All the week's big funding news, now in one place.

Vjeran Pavic

It was another big week for big deals. Here’s a roundup of the latest funding headlines, brought to you by Re/code:

  • Square closed a $150 million investment round (which Re/code reported on in August) led by the Government of Singapore Investment Corporation, valuing the payments and e-commerce company at $6 billion.
  • The Swedish company behind Truecaller, a calling app that uses an advanced caller ID and contact system, raised $60 million in a round led by investment firms Kleiner Perkins and Atomico. The app has 85 million users, and is available to download for free on Apple and Android smartphones.
  • The Chinese e-commerce giant Alibaba invested $50 million in Peel, which makes a TV remote app for smartphones and tablets.

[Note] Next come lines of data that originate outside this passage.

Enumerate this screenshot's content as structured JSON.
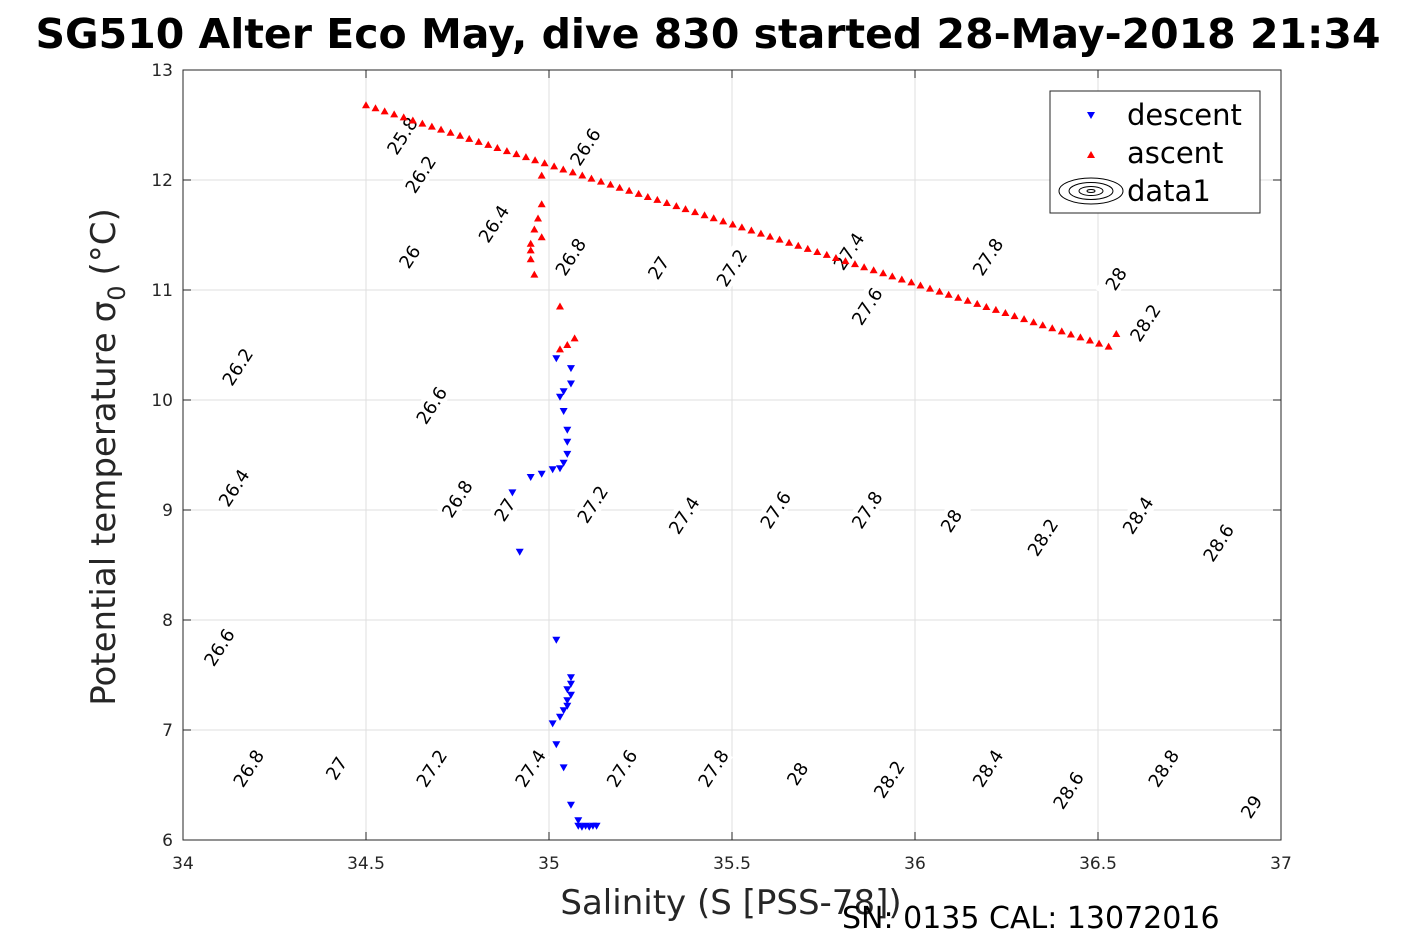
{
  "title": "SG510 Alter Eco May, dive 830 started 28-May-2018 21:34",
  "footer": "SN: 0135  CAL: 13072016",
  "chart_data": {
    "type": "scatter",
    "xlabel": "Salinity (S [PSS-78])",
    "ylabel": "Potential temperature",
    "ylabel_symbol": "σ",
    "ylabel_subscript": "0",
    "ylabel_unit": "(°C)",
    "xlim": [
      34,
      37
    ],
    "ylim": [
      6,
      13
    ],
    "xticks": [
      "34",
      "34.5",
      "35",
      "35.5",
      "36",
      "36.5",
      "37"
    ],
    "yticks": [
      "6",
      "7",
      "8",
      "9",
      "10",
      "11",
      "12",
      "13"
    ],
    "grid": true,
    "legend_position": "top-right",
    "colors": {
      "descent": "#0000ff",
      "ascent": "#ff0000",
      "contour": "#000000",
      "grid": "#dfdfdf",
      "axis": "#262626"
    },
    "series": [
      {
        "name": "descent",
        "marker": "triangle-down",
        "points": [
          [
            35.02,
            10.38
          ],
          [
            35.06,
            10.29
          ],
          [
            35.06,
            10.15
          ],
          [
            35.04,
            10.08
          ],
          [
            35.03,
            10.03
          ],
          [
            35.04,
            9.9
          ],
          [
            35.05,
            9.73
          ],
          [
            35.05,
            9.62
          ],
          [
            35.05,
            9.51
          ],
          [
            35.04,
            9.43
          ],
          [
            35.03,
            9.38
          ],
          [
            35.01,
            9.37
          ],
          [
            34.98,
            9.33
          ],
          [
            34.95,
            9.3
          ],
          [
            34.9,
            9.16
          ],
          [
            34.92,
            8.62
          ],
          [
            35.02,
            7.82
          ],
          [
            35.06,
            7.48
          ],
          [
            35.06,
            7.42
          ],
          [
            35.05,
            7.37
          ],
          [
            35.06,
            7.32
          ],
          [
            35.05,
            7.27
          ],
          [
            35.05,
            7.22
          ],
          [
            35.04,
            7.18
          ],
          [
            35.03,
            7.12
          ],
          [
            35.01,
            7.06
          ],
          [
            35.02,
            6.87
          ],
          [
            35.04,
            6.66
          ],
          [
            35.06,
            6.32
          ],
          [
            35.08,
            6.18
          ],
          [
            35.08,
            6.13
          ],
          [
            35.09,
            6.12
          ],
          [
            35.1,
            6.13
          ],
          [
            35.11,
            6.12
          ],
          [
            35.12,
            6.13
          ],
          [
            35.13,
            6.13
          ]
        ]
      },
      {
        "name": "ascent",
        "marker": "triangle-up",
        "points": [
          [
            34.5,
            12.68
          ],
          [
            34.526,
            12.652
          ],
          [
            34.551,
            12.624
          ],
          [
            34.577,
            12.597
          ],
          [
            34.603,
            12.569
          ],
          [
            34.628,
            12.541
          ],
          [
            34.654,
            12.513
          ],
          [
            34.68,
            12.485
          ],
          [
            34.705,
            12.458
          ],
          [
            34.731,
            12.43
          ],
          [
            34.757,
            12.402
          ],
          [
            34.782,
            12.374
          ],
          [
            34.808,
            12.347
          ],
          [
            34.834,
            12.319
          ],
          [
            34.859,
            12.291
          ],
          [
            34.885,
            12.263
          ],
          [
            34.911,
            12.235
          ],
          [
            34.937,
            12.208
          ],
          [
            34.962,
            12.18
          ],
          [
            34.988,
            12.152
          ],
          [
            35.014,
            12.124
          ],
          [
            35.039,
            12.096
          ],
          [
            35.065,
            12.069
          ],
          [
            35.091,
            12.041
          ],
          [
            35.116,
            12.013
          ],
          [
            35.142,
            11.985
          ],
          [
            35.168,
            11.958
          ],
          [
            35.193,
            11.93
          ],
          [
            35.219,
            11.902
          ],
          [
            35.245,
            11.874
          ],
          [
            35.27,
            11.846
          ],
          [
            35.296,
            11.819
          ],
          [
            35.322,
            11.791
          ],
          [
            35.348,
            11.763
          ],
          [
            35.373,
            11.735
          ],
          [
            35.399,
            11.708
          ],
          [
            35.425,
            11.68
          ],
          [
            35.45,
            11.652
          ],
          [
            35.476,
            11.624
          ],
          [
            35.502,
            11.596
          ],
          [
            35.527,
            11.569
          ],
          [
            35.553,
            11.541
          ],
          [
            35.579,
            11.513
          ],
          [
            35.604,
            11.485
          ],
          [
            35.63,
            11.458
          ],
          [
            35.656,
            11.43
          ],
          [
            35.681,
            11.402
          ],
          [
            35.707,
            11.374
          ],
          [
            35.733,
            11.346
          ],
          [
            35.759,
            11.319
          ],
          [
            35.784,
            11.291
          ],
          [
            35.81,
            11.263
          ],
          [
            35.836,
            11.235
          ],
          [
            35.861,
            11.207
          ],
          [
            35.887,
            11.18
          ],
          [
            35.913,
            11.152
          ],
          [
            35.938,
            11.124
          ],
          [
            35.964,
            11.096
          ],
          [
            35.99,
            11.069
          ],
          [
            36.015,
            11.041
          ],
          [
            36.041,
            11.013
          ],
          [
            36.067,
            10.985
          ],
          [
            36.092,
            10.957
          ],
          [
            36.118,
            10.93
          ],
          [
            36.144,
            10.902
          ],
          [
            36.17,
            10.874
          ],
          [
            36.195,
            10.846
          ],
          [
            36.221,
            10.819
          ],
          [
            36.247,
            10.791
          ],
          [
            36.272,
            10.763
          ],
          [
            36.298,
            10.735
          ],
          [
            36.324,
            10.707
          ],
          [
            36.349,
            10.68
          ],
          [
            36.375,
            10.652
          ],
          [
            36.401,
            10.624
          ],
          [
            36.426,
            10.596
          ],
          [
            36.452,
            10.569
          ],
          [
            36.478,
            10.541
          ],
          [
            36.503,
            10.513
          ],
          [
            36.529,
            10.485
          ],
          [
            36.55,
            10.6
          ],
          [
            34.98,
            12.04
          ],
          [
            34.98,
            11.78
          ],
          [
            34.97,
            11.65
          ],
          [
            34.96,
            11.55
          ],
          [
            34.98,
            11.48
          ],
          [
            34.95,
            11.42
          ],
          [
            34.95,
            11.36
          ],
          [
            34.95,
            11.28
          ],
          [
            34.96,
            11.14
          ],
          [
            35.03,
            10.85
          ],
          [
            35.07,
            10.56
          ],
          [
            35.05,
            10.5
          ],
          [
            35.03,
            10.46
          ]
        ]
      }
    ],
    "contours": {
      "d0": 0.96,
      "db": 0.78,
      "a0": 0.16,
      "ka": 0.009,
      "kb": 0.0006,
      "levels": [
        "25.8",
        "26",
        "26.2",
        "26.4",
        "26.6",
        "26.8",
        "27",
        "27.2",
        "27.4",
        "27.6",
        "27.8",
        "28",
        "28.2",
        "28.4",
        "28.6",
        "28.8",
        "29"
      ],
      "labels": [
        {
          "text": "25.8",
          "s": 34.6,
          "t": 12.4
        },
        {
          "text": "26.2",
          "s": 34.65,
          "t": 12.05
        },
        {
          "text": "26.6",
          "s": 35.1,
          "t": 12.3
        },
        {
          "text": "26",
          "s": 34.62,
          "t": 11.3
        },
        {
          "text": "26.4",
          "s": 34.85,
          "t": 11.6
        },
        {
          "text": "26.8",
          "s": 35.06,
          "t": 11.3
        },
        {
          "text": "27",
          "s": 35.3,
          "t": 11.2
        },
        {
          "text": "27.2",
          "s": 35.5,
          "t": 11.2
        },
        {
          "text": "27.4",
          "s": 35.82,
          "t": 11.35
        },
        {
          "text": "27.6",
          "s": 35.87,
          "t": 10.85
        },
        {
          "text": "27.8",
          "s": 36.2,
          "t": 11.3
        },
        {
          "text": "28",
          "s": 36.55,
          "t": 11.1
        },
        {
          "text": "28.2",
          "s": 36.63,
          "t": 10.7
        },
        {
          "text": "26.2",
          "s": 34.15,
          "t": 10.3
        },
        {
          "text": "26.6",
          "s": 34.68,
          "t": 9.95
        },
        {
          "text": "26.4",
          "s": 34.14,
          "t": 9.2
        },
        {
          "text": "26.8",
          "s": 34.75,
          "t": 9.1
        },
        {
          "text": "27",
          "s": 34.88,
          "t": 9.0
        },
        {
          "text": "27.2",
          "s": 35.12,
          "t": 9.05
        },
        {
          "text": "27.4",
          "s": 35.37,
          "t": 8.95
        },
        {
          "text": "27.6",
          "s": 35.62,
          "t": 9.0
        },
        {
          "text": "27.8",
          "s": 35.87,
          "t": 9.0
        },
        {
          "text": "28",
          "s": 36.1,
          "t": 8.9
        },
        {
          "text": "28.2",
          "s": 36.35,
          "t": 8.75
        },
        {
          "text": "28.4",
          "s": 36.61,
          "t": 8.95
        },
        {
          "text": "28.6",
          "s": 36.83,
          "t": 8.7
        },
        {
          "text": "26.6",
          "s": 34.1,
          "t": 7.75
        },
        {
          "text": "26.8",
          "s": 34.18,
          "t": 6.65
        },
        {
          "text": "27",
          "s": 34.42,
          "t": 6.65
        },
        {
          "text": "27.2",
          "s": 34.68,
          "t": 6.65
        },
        {
          "text": "27.4",
          "s": 34.95,
          "t": 6.65
        },
        {
          "text": "27.6",
          "s": 35.2,
          "t": 6.65
        },
        {
          "text": "27.8",
          "s": 35.45,
          "t": 6.65
        },
        {
          "text": "28",
          "s": 35.68,
          "t": 6.6
        },
        {
          "text": "28.2",
          "s": 35.93,
          "t": 6.55
        },
        {
          "text": "28.4",
          "s": 36.2,
          "t": 6.65
        },
        {
          "text": "28.6",
          "s": 36.42,
          "t": 6.45
        },
        {
          "text": "28.8",
          "s": 36.68,
          "t": 6.65
        },
        {
          "text": "29",
          "s": 36.92,
          "t": 6.3
        }
      ]
    },
    "legend": [
      {
        "label": "descent",
        "marker": "triangle-down"
      },
      {
        "label": "ascent",
        "marker": "triangle-up"
      },
      {
        "label": "data1",
        "marker": "contour"
      }
    ]
  }
}
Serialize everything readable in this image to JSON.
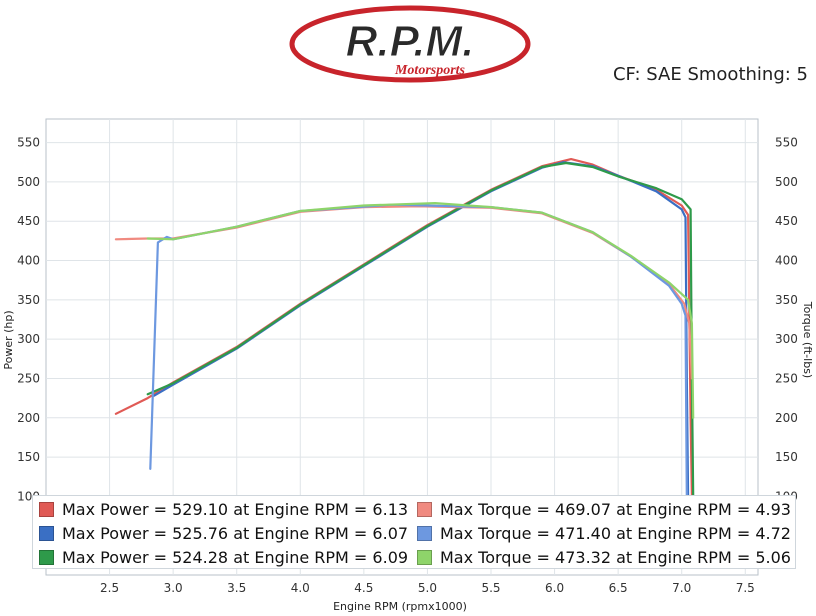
{
  "header": {
    "logo_text": "R.P.M.",
    "logo_sub": "Motorsports",
    "cf_text": "CF: SAE Smoothing: 5"
  },
  "colors": {
    "run1": "#e05a55",
    "run2": "#3a6fc4",
    "run3": "#2e9a4a",
    "run1_light": "#f08a80",
    "run2_light": "#6d98e0",
    "run3_light": "#8ed46a",
    "logo_red": "#c8242b"
  },
  "legend": [
    {
      "text": "Max Power = 529.10 at Engine RPM = 6.13",
      "color": "#e05a55"
    },
    {
      "text": "Max Torque = 469.07 at Engine RPM = 4.93",
      "color": "#f08a80"
    },
    {
      "text": "Max Power = 525.76 at Engine RPM = 6.07",
      "color": "#3a6fc4"
    },
    {
      "text": "Max Torque = 471.40 at Engine RPM = 4.72",
      "color": "#6d98e0"
    },
    {
      "text": "Max Power = 524.28 at Engine RPM = 6.09",
      "color": "#2e9a4a"
    },
    {
      "text": "Max Torque = 473.32 at Engine RPM = 5.06",
      "color": "#8ed46a"
    }
  ],
  "chart_data": {
    "type": "line",
    "xlabel": "Engine RPM (rpmx1000)",
    "ylabel": "Power (hp)",
    "ylabel_right": "Torque (ft-lbs)",
    "xlim": [
      2.0,
      7.6
    ],
    "ylim": [
      0,
      580
    ],
    "x_ticks": [
      2.5,
      3.0,
      3.5,
      4.0,
      4.5,
      5.0,
      5.5,
      6.0,
      6.5,
      7.0,
      7.5
    ],
    "y_ticks": [
      100,
      150,
      200,
      250,
      300,
      350,
      400,
      450,
      500,
      550
    ],
    "y_ticks_right": [
      100,
      150,
      200,
      250,
      300,
      350,
      400,
      450,
      500,
      550
    ],
    "grid": true,
    "series": [
      {
        "name": "Power",
        "color": "#e05a55",
        "x": [
          2.55,
          2.8,
          3.0,
          3.5,
          4.0,
          4.5,
          5.0,
          5.5,
          5.9,
          6.13,
          6.3,
          6.5,
          6.8,
          7.0,
          7.05,
          7.07,
          7.08
        ],
        "y": [
          205,
          225,
          245,
          290,
          345,
          395,
          445,
          490,
          520,
          529,
          522,
          508,
          490,
          470,
          458,
          200,
          100
        ]
      },
      {
        "name": "Power",
        "color": "#3a6fc4",
        "x": [
          2.85,
          3.0,
          3.5,
          4.0,
          4.5,
          5.0,
          5.5,
          5.9,
          6.07,
          6.3,
          6.5,
          6.8,
          7.0,
          7.03,
          7.04,
          7.05
        ],
        "y": [
          228,
          242,
          288,
          343,
          393,
          443,
          488,
          518,
          525,
          520,
          508,
          488,
          465,
          455,
          250,
          100
        ]
      },
      {
        "name": "Power",
        "color": "#2e9a4a",
        "x": [
          2.8,
          3.0,
          3.5,
          4.0,
          4.5,
          5.0,
          5.5,
          5.9,
          6.09,
          6.3,
          6.5,
          6.8,
          7.0,
          7.07,
          7.08,
          7.09
        ],
        "y": [
          230,
          244,
          289,
          344,
          394,
          444,
          489,
          519,
          524,
          519,
          507,
          492,
          478,
          465,
          250,
          100
        ]
      },
      {
        "name": "Torque",
        "color": "#f08a80",
        "x": [
          2.55,
          2.8,
          3.0,
          3.5,
          4.0,
          4.5,
          4.93,
          5.5,
          5.9,
          6.3,
          6.6,
          6.9,
          7.02,
          7.06,
          7.08
        ],
        "y": [
          427,
          428,
          428,
          442,
          462,
          468,
          469,
          467,
          460,
          435,
          405,
          370,
          345,
          320,
          250
        ]
      },
      {
        "name": "Torque",
        "color": "#6d98e0",
        "x": [
          2.82,
          2.88,
          2.95,
          3.0,
          3.5,
          4.0,
          4.72,
          5.5,
          5.9,
          6.3,
          6.6,
          6.9,
          7.0,
          7.03,
          7.04
        ],
        "y": [
          135,
          423,
          430,
          427,
          443,
          463,
          471,
          468,
          461,
          436,
          405,
          368,
          345,
          330,
          100
        ]
      },
      {
        "name": "Torque",
        "color": "#8ed46a",
        "x": [
          2.8,
          3.0,
          3.5,
          4.0,
          4.5,
          5.06,
          5.5,
          5.9,
          6.3,
          6.6,
          6.9,
          7.05,
          7.08,
          7.09
        ],
        "y": [
          428,
          427,
          443,
          463,
          470,
          473,
          468,
          461,
          436,
          406,
          372,
          350,
          320,
          200
        ]
      }
    ]
  }
}
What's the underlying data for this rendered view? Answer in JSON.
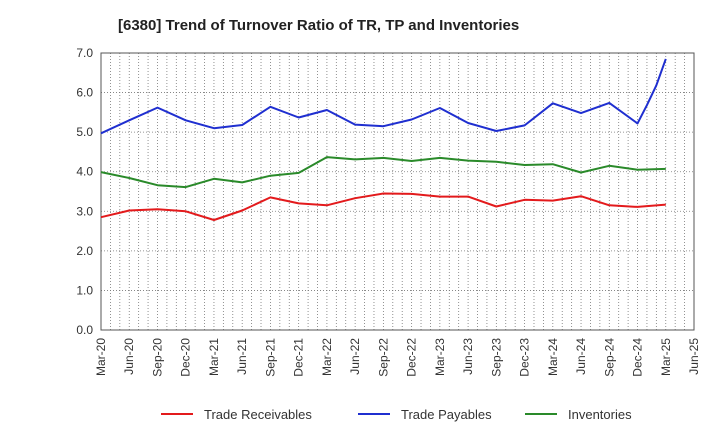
{
  "chart_data": {
    "type": "line",
    "title": "[6380]  Trend of Turnover Ratio of TR, TP and Inventories",
    "xlabel": "",
    "ylabel": "",
    "ylim": [
      0,
      7
    ],
    "yticks": [
      "0.0",
      "1.0",
      "2.0",
      "3.0",
      "4.0",
      "5.0",
      "6.0",
      "7.0"
    ],
    "x_tick_labels": [
      "Mar-20",
      "Jun-20",
      "Sep-20",
      "Dec-20",
      "Mar-21",
      "Jun-21",
      "Sep-21",
      "Dec-21",
      "Mar-22",
      "Jun-22",
      "Sep-22",
      "Dec-22",
      "Mar-23",
      "Jun-23",
      "Sep-23",
      "Dec-23",
      "Mar-24",
      "Jun-24",
      "Sep-24",
      "Dec-24",
      "Mar-25",
      "Jun-25"
    ],
    "x_months": [
      "Mar-20",
      "Apr-20",
      "May-20",
      "Jun-20",
      "Jul-20",
      "Aug-20",
      "Sep-20",
      "Oct-20",
      "Nov-20",
      "Dec-20",
      "Jan-21",
      "Feb-21",
      "Mar-21",
      "Apr-21",
      "May-21",
      "Jun-21",
      "Jul-21",
      "Aug-21",
      "Sep-21",
      "Oct-21",
      "Nov-21",
      "Dec-21",
      "Jan-22",
      "Feb-22",
      "Mar-22",
      "Apr-22",
      "May-22",
      "Jun-22",
      "Jul-22",
      "Aug-22",
      "Sep-22",
      "Oct-22",
      "Nov-22",
      "Dec-22",
      "Jan-23",
      "Feb-23",
      "Mar-23",
      "Apr-23",
      "May-23",
      "Jun-23",
      "Jul-23",
      "Aug-23",
      "Sep-23",
      "Oct-23",
      "Nov-23",
      "Dec-23",
      "Jan-24",
      "Feb-24",
      "Mar-24",
      "Apr-24",
      "May-24",
      "Jun-24",
      "Jul-24",
      "Aug-24",
      "Sep-24",
      "Oct-24",
      "Nov-24",
      "Dec-24",
      "Jan-25",
      "Feb-25",
      "Mar-25",
      "Apr-25",
      "May-25",
      "Jun-25"
    ],
    "grid": true,
    "legend_position": "bottom",
    "series": [
      {
        "name": "Trade Receivables",
        "color": "#e31a1c",
        "points": [
          [
            "Mar-20",
            2.85
          ],
          [
            "Jun-20",
            3.02
          ],
          [
            "Sep-20",
            3.05
          ],
          [
            "Dec-20",
            3.0
          ],
          [
            "Mar-21",
            2.78
          ],
          [
            "Jun-21",
            3.02
          ],
          [
            "Sep-21",
            3.35
          ],
          [
            "Dec-21",
            3.2
          ],
          [
            "Mar-22",
            3.15
          ],
          [
            "Jun-22",
            3.33
          ],
          [
            "Sep-22",
            3.45
          ],
          [
            "Dec-22",
            3.44
          ],
          [
            "Mar-23",
            3.37
          ],
          [
            "Jun-23",
            3.37
          ],
          [
            "Sep-23",
            3.12
          ],
          [
            "Dec-23",
            3.29
          ],
          [
            "Mar-24",
            3.27
          ],
          [
            "Jun-24",
            3.38
          ],
          [
            "Sep-24",
            3.15
          ],
          [
            "Dec-24",
            3.11
          ],
          [
            "Mar-25",
            3.17
          ]
        ]
      },
      {
        "name": "Trade Payables",
        "color": "#1f2fd0",
        "points": [
          [
            "Mar-20",
            4.97
          ],
          [
            "Jun-20",
            5.3
          ],
          [
            "Sep-20",
            5.62
          ],
          [
            "Dec-20",
            5.3
          ],
          [
            "Mar-21",
            5.1
          ],
          [
            "Jun-21",
            5.18
          ],
          [
            "Sep-21",
            5.64
          ],
          [
            "Dec-21",
            5.37
          ],
          [
            "Mar-22",
            5.56
          ],
          [
            "Jun-22",
            5.19
          ],
          [
            "Sep-22",
            5.15
          ],
          [
            "Dec-22",
            5.32
          ],
          [
            "Mar-23",
            5.61
          ],
          [
            "Jun-23",
            5.23
          ],
          [
            "Sep-23",
            5.03
          ],
          [
            "Dec-23",
            5.17
          ],
          [
            "Mar-24",
            5.73
          ],
          [
            "Jun-24",
            5.48
          ],
          [
            "Sep-24",
            5.74
          ],
          [
            "Dec-24",
            5.22
          ],
          [
            "Jan-25",
            5.68
          ],
          [
            "Feb-25",
            6.18
          ],
          [
            "Mar-25",
            6.85
          ]
        ]
      },
      {
        "name": "Inventories",
        "color": "#2a8a2a",
        "points": [
          [
            "Mar-20",
            3.99
          ],
          [
            "Jun-20",
            3.84
          ],
          [
            "Sep-20",
            3.66
          ],
          [
            "Dec-20",
            3.61
          ],
          [
            "Mar-21",
            3.82
          ],
          [
            "Jun-21",
            3.73
          ],
          [
            "Sep-21",
            3.9
          ],
          [
            "Dec-21",
            3.97
          ],
          [
            "Mar-22",
            4.37
          ],
          [
            "Jun-22",
            4.31
          ],
          [
            "Sep-22",
            4.35
          ],
          [
            "Dec-22",
            4.27
          ],
          [
            "Mar-23",
            4.35
          ],
          [
            "Jun-23",
            4.28
          ],
          [
            "Sep-23",
            4.25
          ],
          [
            "Dec-23",
            4.17
          ],
          [
            "Mar-24",
            4.19
          ],
          [
            "Jun-24",
            3.98
          ],
          [
            "Sep-24",
            4.15
          ],
          [
            "Dec-24",
            4.05
          ],
          [
            "Mar-25",
            4.07
          ]
        ]
      }
    ]
  }
}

Peel’s CEO said Alibaba was particularly impressed with the app’s install base of 96 million users.
  • The bitcoin wallet and analysis company Blockchain raised approximately $30 million in a funding round (NYT) led by Lightspeed Venture Partners and Wicklow Capital.
  • Segment.io, a customer analytics company that came out of Y Combinator, raised $15 million in a Series A funding round (Dow Jones) led by Accel Partners, with participation from Kleiner Perkins. The company has more than 4,000 customers and plans to double the size of its team over the next year.
  • Thync, a startup developing a wearable that promises to adjust mood by sending ultrasonic or fine electric currents through the brain, said it has raised $13 million from Khosla Ventures, Sling Media co-founder Blake Krikorian and other undisclosed investors.
  • Product Hunt, a social network for entrepreneurs and tech obsessives, raised $6.1 million in a Series A funding round (WSJ) led by Andreessen Horowitz, with participation from Reddit co-founder Alexis Ohanian. Re/code previously reported on Product Hunt’s $1 million seed round in August.
  • San Francisco-based digital art collection service Depict raised $1.6 million from investors including Raptor Ventures’ Jim Pallotta and 3M New Ventures’ Thomas Andrae.
  • The Internet video company JunkArmy (makers of the “FailArmy” YouTube channel) raised $1.2 million from investors, including Bertelsmann Digital Media and Mandalay Entertainment CEO Peter Guber.